Results In a diverse cohort of 35 488 patients (mean age 52.9 years, 64% women, 41% non-white race) with 243 506 temperature measurements, mean temperature was 36.6°C (95% range 35.7-37.3°C, 99% range 35.3-37.7°C). Several demographic factors were linked to individual level temperature, with older people the coolest (–0.021°C for every decade, P<0.001) and African-American women the hottest (versus white men: 0.052°C, P<0.001). Several comorbidities were linked to lower temperature (eg, hypothyroidism: –0.013°C, P=0.01) or higher temperature (eg, cancer: 0.020, P<0.001), as were physiological measurements (eg, body mass index: 0.002 per m/kg2, P<0.001). Overall, measured factors collectively explained only 8.2% of individual temperature variation. Despite this, unexplained temperature variation was a significant predictor of subsequent mortality: controlling for all measured factors, an increase of 0.149°C (1 SD of individual temperature in the data) was linked to 8.4% higher one year mortality (P=0.014).

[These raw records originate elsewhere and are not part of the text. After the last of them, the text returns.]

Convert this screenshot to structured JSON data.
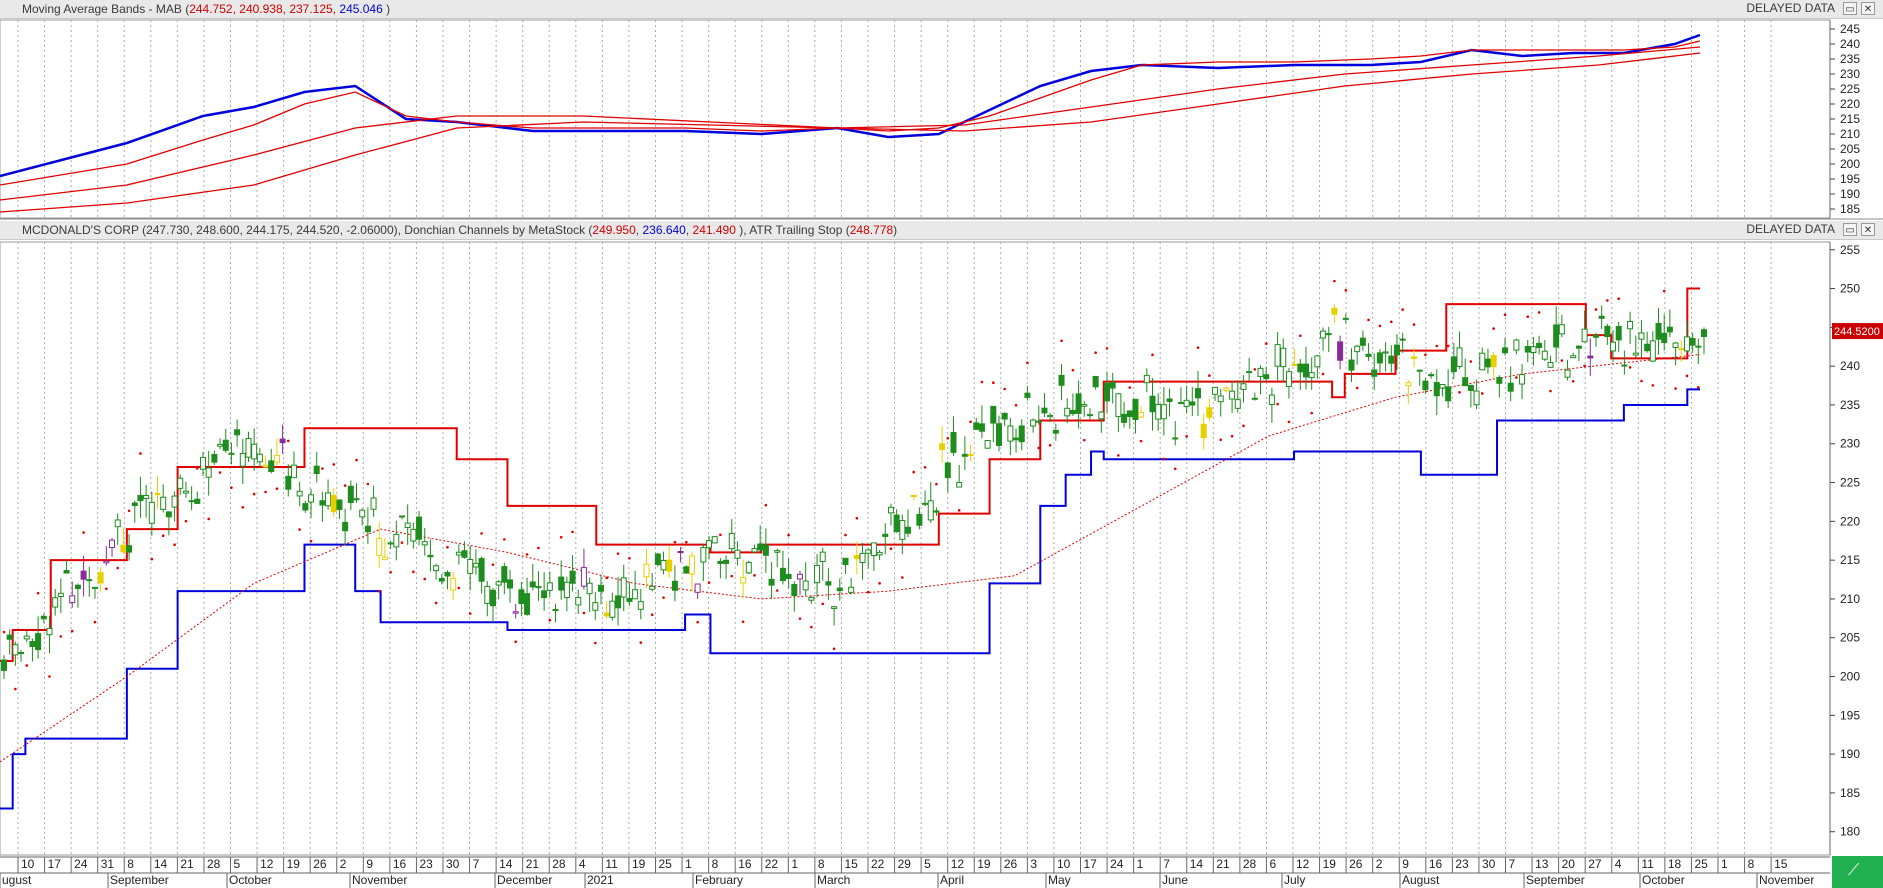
{
  "top_panel": {
    "title_prefix": "Moving Average Bands - MAB (",
    "values": [
      "244.752",
      "240.938",
      "237.125"
    ],
    "value_blue": "245.046",
    "title_suffix": " )",
    "delayed": "DELAYED DATA"
  },
  "price_panel": {
    "title_prefix": "MCDONALD'S CORP (247.730, 248.600, 244.175, 244.520, -2.06000), Donchian Channels by MetaStock (",
    "donchian_upper": "249.950",
    "donchian_lower": "236.640",
    "donchian_mid": "241.490",
    "title_mid": " ), ATR Trailing Stop (",
    "atr_stop": "248.778",
    "title_suffix": ")",
    "delayed": "DELAYED DATA",
    "last_price_label": "244.5200"
  },
  "window_buttons": [
    "restore-icon",
    "close-icon"
  ],
  "colors": {
    "up": "#1e8c1e",
    "down": "#1e8c1e",
    "yellow": "#e8d000",
    "purple": "#8a2a9a",
    "channel_upper": "#e00000",
    "channel_lower": "#0000dd",
    "atr": "#e00000"
  },
  "chart_data": {
    "type": "candlestick",
    "x_axis": {
      "day_ticks": [
        "10",
        "17",
        "24",
        "31",
        "8",
        "14",
        "21",
        "28",
        "5",
        "12",
        "19",
        "26",
        "2",
        "9",
        "16",
        "23",
        "30",
        "7",
        "14",
        "21",
        "28",
        "4",
        "11",
        "19",
        "25",
        "1",
        "8",
        "16",
        "22",
        "1",
        "8",
        "15",
        "22",
        "29",
        "5",
        "12",
        "19",
        "26",
        "3",
        "10",
        "17",
        "24",
        "1",
        "7",
        "14",
        "21",
        "28",
        "6",
        "12",
        "19",
        "26",
        "2",
        "9",
        "16",
        "23",
        "30",
        "7",
        "13",
        "20",
        "27",
        "4",
        "11",
        "18",
        "25",
        "1",
        "8",
        "15"
      ],
      "months": [
        "ugust",
        "September",
        "October",
        "November",
        "December",
        "2021",
        "February",
        "March",
        "April",
        "May",
        "June",
        "July",
        "August",
        "September",
        "October",
        "November"
      ]
    },
    "top_panel": {
      "ylim": [
        182,
        248
      ],
      "yticks": [
        185,
        190,
        195,
        200,
        205,
        210,
        215,
        220,
        225,
        230,
        235,
        240,
        245
      ],
      "series": [
        {
          "name": "MAB upper",
          "color": "blue",
          "x": [
            0,
            100,
            160,
            200,
            240,
            280,
            320,
            360,
            420,
            480,
            540,
            600,
            660,
            700,
            740,
            780,
            820,
            860,
            900,
            960,
            1020,
            1080,
            1120,
            1160,
            1200,
            1240,
            1280,
            1320,
            1340
          ],
          "y": [
            196,
            207,
            216,
            219,
            224,
            226,
            215,
            214,
            211,
            211,
            211,
            210,
            212,
            209,
            210,
            218,
            226,
            231,
            233,
            232,
            233,
            233,
            234,
            238,
            236,
            237,
            237,
            240,
            243
          ]
        },
        {
          "name": "MAB mid",
          "color": "red",
          "x": [
            0,
            100,
            160,
            200,
            240,
            280,
            320,
            360,
            420,
            480,
            540,
            600,
            660,
            700,
            740,
            780,
            820,
            860,
            900,
            960,
            1020,
            1080,
            1120,
            1160,
            1200,
            1240,
            1280,
            1320,
            1340
          ],
          "y": [
            193,
            200,
            208,
            213,
            220,
            224,
            216,
            214,
            212,
            212,
            212,
            211,
            212,
            211,
            212,
            216,
            222,
            228,
            233,
            234,
            234,
            235,
            236,
            238,
            238,
            238,
            238,
            239,
            241
          ]
        },
        {
          "name": "MAB lower1",
          "color": "red",
          "x": [
            0,
            100,
            200,
            280,
            360,
            460,
            560,
            660,
            760,
            860,
            960,
            1060,
            1160,
            1260,
            1340
          ],
          "y": [
            188,
            193,
            203,
            212,
            216,
            216,
            214,
            212,
            213,
            219,
            225,
            230,
            233,
            236,
            239
          ]
        },
        {
          "name": "MAB lower2",
          "color": "red",
          "x": [
            0,
            100,
            200,
            280,
            360,
            460,
            560,
            660,
            760,
            860,
            960,
            1060,
            1160,
            1260,
            1340
          ],
          "y": [
            184,
            187,
            193,
            203,
            212,
            214,
            213,
            212,
            211,
            214,
            220,
            226,
            230,
            233,
            237
          ]
        }
      ]
    },
    "price_panel": {
      "ylim": [
        177,
        256
      ],
      "yticks": [
        180,
        185,
        190,
        195,
        200,
        205,
        210,
        215,
        220,
        225,
        230,
        235,
        240,
        245,
        250,
        255
      ],
      "donchian_upper": {
        "x": [
          0,
          10,
          40,
          100,
          140,
          200,
          240,
          330,
          360,
          400,
          470,
          560,
          600,
          700,
          740,
          780,
          820,
          870,
          930,
          1000,
          1050,
          1060,
          1100,
          1140,
          1160,
          1250,
          1270,
          1280,
          1330,
          1340
        ],
        "y": [
          202,
          206,
          215,
          219,
          227,
          227,
          232,
          232,
          228,
          222,
          217,
          216,
          217,
          217,
          221,
          228,
          233,
          238,
          238,
          238,
          236,
          239,
          242,
          248,
          248,
          244,
          241,
          241,
          250,
          250
        ]
      },
      "donchian_lower": {
        "x": [
          0,
          10,
          20,
          60,
          100,
          140,
          240,
          280,
          300,
          360,
          400,
          470,
          540,
          560,
          620,
          660,
          740,
          780,
          820,
          840,
          860,
          870,
          940,
          1020,
          1080,
          1120,
          1160,
          1180,
          1220,
          1280,
          1330,
          1340
        ],
        "y": [
          183,
          190,
          192,
          192,
          201,
          211,
          217,
          211,
          207,
          207,
          206,
          206,
          208,
          203,
          203,
          203,
          203,
          212,
          222,
          226,
          229,
          228,
          228,
          229,
          229,
          226,
          226,
          233,
          233,
          235,
          237,
          237
        ]
      }
    },
    "ohlc_sample": [
      {
        "d": "Aug",
        "o": 200,
        "h": 203,
        "l": 198,
        "c": 202
      },
      {
        "d": "Sep",
        "o": 216,
        "h": 222,
        "l": 214,
        "c": 219
      },
      {
        "d": "Oct",
        "o": 228,
        "h": 232,
        "l": 225,
        "c": 230
      },
      {
        "d": "Nov",
        "o": 212,
        "h": 228,
        "l": 207,
        "c": 220
      },
      {
        "d": "Dec",
        "o": 210,
        "h": 214,
        "l": 206,
        "c": 212
      },
      {
        "d": "Jan",
        "o": 213,
        "h": 216,
        "l": 206,
        "c": 210
      },
      {
        "d": "Feb",
        "o": 212,
        "h": 217,
        "l": 208,
        "c": 215
      },
      {
        "d": "Mar",
        "o": 206,
        "h": 214,
        "l": 202,
        "c": 212
      },
      {
        "d": "Apr",
        "o": 228,
        "h": 233,
        "l": 225,
        "c": 231
      },
      {
        "d": "May",
        "o": 234,
        "h": 239,
        "l": 229,
        "c": 236
      },
      {
        "d": "Jun",
        "o": 232,
        "h": 237,
        "l": 228,
        "c": 234
      },
      {
        "d": "Jul",
        "o": 238,
        "h": 247,
        "l": 229,
        "c": 244
      },
      {
        "d": "Aug",
        "o": 236,
        "h": 241,
        "l": 233,
        "c": 238
      },
      {
        "d": "Sep",
        "o": 240,
        "h": 246,
        "l": 236,
        "c": 243
      },
      {
        "d": "Oct",
        "o": 247.73,
        "h": 248.6,
        "l": 244.175,
        "c": 244.52
      }
    ]
  }
}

Conclusions Individuals’ baseline temperatures showed meaningful variation that was not due solely to measurement error or environmental factors. Baseline temperatures correlated with demographics, comorbid conditions, and physiology, but these factors explained only a small part of individual temperature variation. Unexplained variation in baseline temperature, however, strongly predicted mortality.